Having your website crawled is an important step in the planning process, but when you have many pages to crawl, optimizing your website will ensure that crawl bots single out your website as important, keep your website at the top of their crawl list and ultimately make it more searchable.

What is crawl rate? 

A crawl budget is the number of pages a bot will crawl on a website within a time period. 

Crawl rate is determined by two factors: 

  • Crawl Capacity Limit: How much time a bot will spend crawling your site without overwhelming your server. The capacity can be affected by a few things: The health of your site, your personal settings, and the hosts’ crawling limits. The quicker your site responds the more crawlers will be used to crawl your site, the slower your connection, the less crawlers will crawl. Website owners also have the ability to control how much they would like to decrease crawling on their site (increasing is an option, however not guaranteed).
  • Crawl Demand/Crawl Scheduling: Which URLs are worth recrawling the most, based on popularity and how often the site is being updated. 

The more bots visit your site, the quicker they will index your pages, cutting your time on future crawl rate optimization efforts. Site mapping also helps with indexing and can make it easier for bots to understand and index your website better. 

To optimize your maximum crawling efforts you will want to manage your URLs so that they are clear to the bots.  

The best way to optimize your crawl rate is to manage your URLs 

Users have the ability to tell the search engines which pages to crawl and which pages they can skip. Managing URLs will help these bots and spiders understand which pages on your website are important for indexing. 

If your site is crawled with too many pages that cannot be indexed (ie blog author pages, blog category pages, pages with 404 errors), the search engine might decide that your website isn’t worth crawling regularly. Managing your URLs can assist Google in understanding and indexing your site better. 

Eliminate duplicate content 

Duplicate content is content that has been duplicated under two different URLs that is showing up twice (or more) in the search results. Consolidate duplicate content, so that crawlers are focusing on crawling unique content rather than duplicate URLs.  

Block URLs you don’t want indexed with robots.txt

Things like scrolling pages of information, and duplicate pages may be useful for the user but aren’t always pages you want to show up in the search results. Exclude any pages that are not important by blocking them via the robots.txt file and sending a signal to Google to not crawl those pages. 

Use a 404 or 401 for permanently removed pages 

If you have permanently deleted a page, a 404 or 401 will send a signal to Google to not crawl that URL again. This is important in stretching crawl budgets because it sends a direct signal to Google to not crawl those URLs. 
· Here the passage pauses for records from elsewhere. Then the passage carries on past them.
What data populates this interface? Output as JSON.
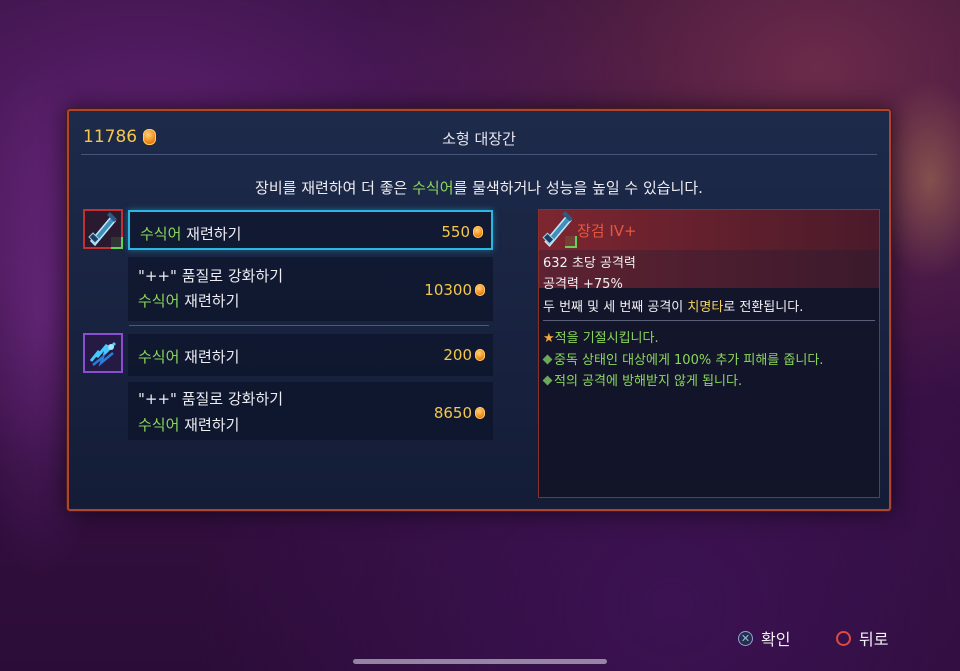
{
  "header": {
    "gold_amount": "11786",
    "title": "소형 대장간"
  },
  "subtitle": {
    "part1": "장비를 재련하여 더 좋은 ",
    "highlight": "수식어",
    "part2": "를 물색하거나 성능을 높일 수 있습니다."
  },
  "items": [
    {
      "icon": "broadsword-icon",
      "options": [
        {
          "line1_green": "수식어",
          "line1_rest": " 재련하기",
          "price": "550",
          "selected": true
        },
        {
          "line1": "\"++\" 품질로 강화하기",
          "line2_green": "수식어",
          "line2_rest": " 재련하기",
          "price": "10300"
        }
      ]
    },
    {
      "icon": "lightning-fist-icon",
      "options": [
        {
          "line1_green": "수식어",
          "line1_rest": " 재련하기",
          "price": "200"
        },
        {
          "line1": "\"++\" 품질로 강화하기",
          "line2_green": "수식어",
          "line2_rest": " 재련하기",
          "price": "8650"
        }
      ]
    }
  ],
  "detail": {
    "name": "장검 IV+",
    "dps": "632 초당 공격력",
    "attack": "공격력 +75%",
    "effect_part1": "두 번째 및 세 번째 공격이 ",
    "effect_highlight": "치명타",
    "effect_part2": "로 전환됩니다.",
    "perks": [
      {
        "text": "적을 기절시킵니다.",
        "color": "#f2c24a"
      },
      {
        "text_green": "중독",
        "text_rest": " 상태인 대상에게 100% 추가 피해를 줍니다.",
        "color": "#8bd65a"
      },
      {
        "text": "적의 공격에 방해받지 않게 됩니다.",
        "color": "#8bd65a"
      }
    ]
  },
  "footer": {
    "confirm": "확인",
    "back": "뒤로"
  },
  "colors": {
    "accent_gold": "#f4c84a",
    "modifier_green": "#8bd65a",
    "crit_yellow": "#f6d35a",
    "item_name_red": "#e8553e",
    "selection_cyan": "#2ab8e0"
  }
}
Update your sitemaps frequently

A sitemap is a great tool to help search engines crawl, understand, and index your website and understand where internal links on your site lead. Google reads this frequently so the more accurate it is and the more it is updated, the better. This way Google can understand your site quickly. No time wasted in guessing. 

Site speed matters

We say it often, but site speed matters. If Google can load and and render your site more quickly they may be able to read your content more efficiently. Ensure that your high quality content pages are optimized for speed (and mobile) first, as Google favours high quality content pages. 

Avoid long redirect chains and loops

Too many redirects discourage Google bots from continuing to crawl your site. Google may give up if it encounters too many redirects and this can also slow down your page loading time. 

So where exactly should you start? Google offers a free tool that will tell you your website’s crawling history. The Crawl Stats Report will show where Google has had issues when crawling your site, where you can then address those issues. 

Crawl budget is still an important part of your SEO strategy and still has the capability to enhance your overall performance. One of the building bricks to the SEO castle.